Manage Trace Span Overload

EMQX accumulates trace spans and periodically exports them in batches. The export interval is controlled by the opentelemetry.trace.scheduled_delay parameter, which defaults to 5 seconds. The batch trace span processor includes overload protection, allowing accumulation of spans up to a limit, which defaults to 2048 spans. You can adjust this limit using the following configuration:

yaml
opentelemetry {
  traces {
    max_queue_size = 50000
    scheduled_delay = 1000
  }
}

When the max_queue_size limit is reached, new trace spans are dropped until the current queue is exported.

Note

If the traced messages are distributed to a large number of subscribers, or if the message volume is high and the sampling rate is set too high, only a small portion of spans may be exported, with most spans discarded due to overload protection.

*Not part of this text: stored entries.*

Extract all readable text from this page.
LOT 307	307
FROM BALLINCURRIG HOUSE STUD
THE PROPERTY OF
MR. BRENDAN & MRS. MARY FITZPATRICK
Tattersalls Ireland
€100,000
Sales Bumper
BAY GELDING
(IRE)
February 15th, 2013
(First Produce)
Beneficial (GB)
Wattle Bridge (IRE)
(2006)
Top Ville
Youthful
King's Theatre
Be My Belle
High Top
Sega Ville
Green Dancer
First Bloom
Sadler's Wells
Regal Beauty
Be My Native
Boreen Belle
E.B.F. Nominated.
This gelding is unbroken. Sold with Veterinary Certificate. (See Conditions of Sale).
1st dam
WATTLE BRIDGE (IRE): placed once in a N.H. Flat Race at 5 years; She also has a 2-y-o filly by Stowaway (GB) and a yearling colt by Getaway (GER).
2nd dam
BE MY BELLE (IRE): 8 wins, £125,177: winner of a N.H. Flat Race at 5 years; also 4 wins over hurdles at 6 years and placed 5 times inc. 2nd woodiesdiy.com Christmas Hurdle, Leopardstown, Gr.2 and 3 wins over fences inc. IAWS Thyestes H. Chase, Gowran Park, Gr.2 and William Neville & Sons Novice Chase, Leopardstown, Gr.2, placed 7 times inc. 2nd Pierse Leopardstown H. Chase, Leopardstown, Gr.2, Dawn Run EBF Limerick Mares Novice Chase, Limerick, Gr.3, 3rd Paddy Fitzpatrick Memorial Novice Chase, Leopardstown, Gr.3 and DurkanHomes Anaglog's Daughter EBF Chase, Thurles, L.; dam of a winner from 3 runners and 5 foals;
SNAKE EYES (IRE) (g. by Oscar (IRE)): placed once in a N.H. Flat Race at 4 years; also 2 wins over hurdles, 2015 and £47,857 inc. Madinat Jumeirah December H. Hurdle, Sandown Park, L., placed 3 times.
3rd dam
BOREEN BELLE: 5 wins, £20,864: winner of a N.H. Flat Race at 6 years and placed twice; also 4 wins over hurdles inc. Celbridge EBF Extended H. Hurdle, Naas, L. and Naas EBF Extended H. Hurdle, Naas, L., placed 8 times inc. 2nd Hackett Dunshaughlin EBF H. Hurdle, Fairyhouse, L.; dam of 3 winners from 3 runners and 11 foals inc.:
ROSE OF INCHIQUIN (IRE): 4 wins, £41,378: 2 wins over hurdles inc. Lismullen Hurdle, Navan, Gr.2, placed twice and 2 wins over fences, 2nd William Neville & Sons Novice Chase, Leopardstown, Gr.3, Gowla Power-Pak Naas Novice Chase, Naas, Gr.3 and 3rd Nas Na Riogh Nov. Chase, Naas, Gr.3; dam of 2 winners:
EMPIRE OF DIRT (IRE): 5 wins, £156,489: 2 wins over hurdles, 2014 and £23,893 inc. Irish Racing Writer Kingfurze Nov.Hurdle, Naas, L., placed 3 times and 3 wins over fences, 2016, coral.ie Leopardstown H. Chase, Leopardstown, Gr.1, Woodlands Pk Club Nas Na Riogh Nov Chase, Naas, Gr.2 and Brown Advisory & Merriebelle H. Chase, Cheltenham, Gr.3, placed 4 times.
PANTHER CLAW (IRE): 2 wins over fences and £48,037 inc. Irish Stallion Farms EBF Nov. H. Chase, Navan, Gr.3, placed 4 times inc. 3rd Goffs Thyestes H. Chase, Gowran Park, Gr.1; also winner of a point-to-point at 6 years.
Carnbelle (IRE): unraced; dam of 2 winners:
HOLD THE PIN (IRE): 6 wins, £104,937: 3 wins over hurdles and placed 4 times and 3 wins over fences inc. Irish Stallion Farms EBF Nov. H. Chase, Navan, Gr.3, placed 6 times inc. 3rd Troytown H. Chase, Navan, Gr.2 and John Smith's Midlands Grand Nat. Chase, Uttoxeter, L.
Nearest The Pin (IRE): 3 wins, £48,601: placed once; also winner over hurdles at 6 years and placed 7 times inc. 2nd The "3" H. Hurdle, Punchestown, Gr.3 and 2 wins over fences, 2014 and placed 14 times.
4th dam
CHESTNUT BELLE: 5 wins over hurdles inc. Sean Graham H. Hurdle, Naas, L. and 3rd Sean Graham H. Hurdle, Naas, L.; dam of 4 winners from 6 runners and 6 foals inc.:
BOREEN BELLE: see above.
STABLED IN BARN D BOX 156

For end-to-end tracing mode, consider increasing the max_queue_size value based on message volume and sampling rate, and reducing the scheduled_delay configuration to increase span export frequency. This helps avoid loss of spans due to overload protection.

However, note that higher export frequency and larger queue sizes may increase system resource consumption. You should carefully estimate factors such as message TPS and available system resources before enabling this feature and apply appropriate configurations.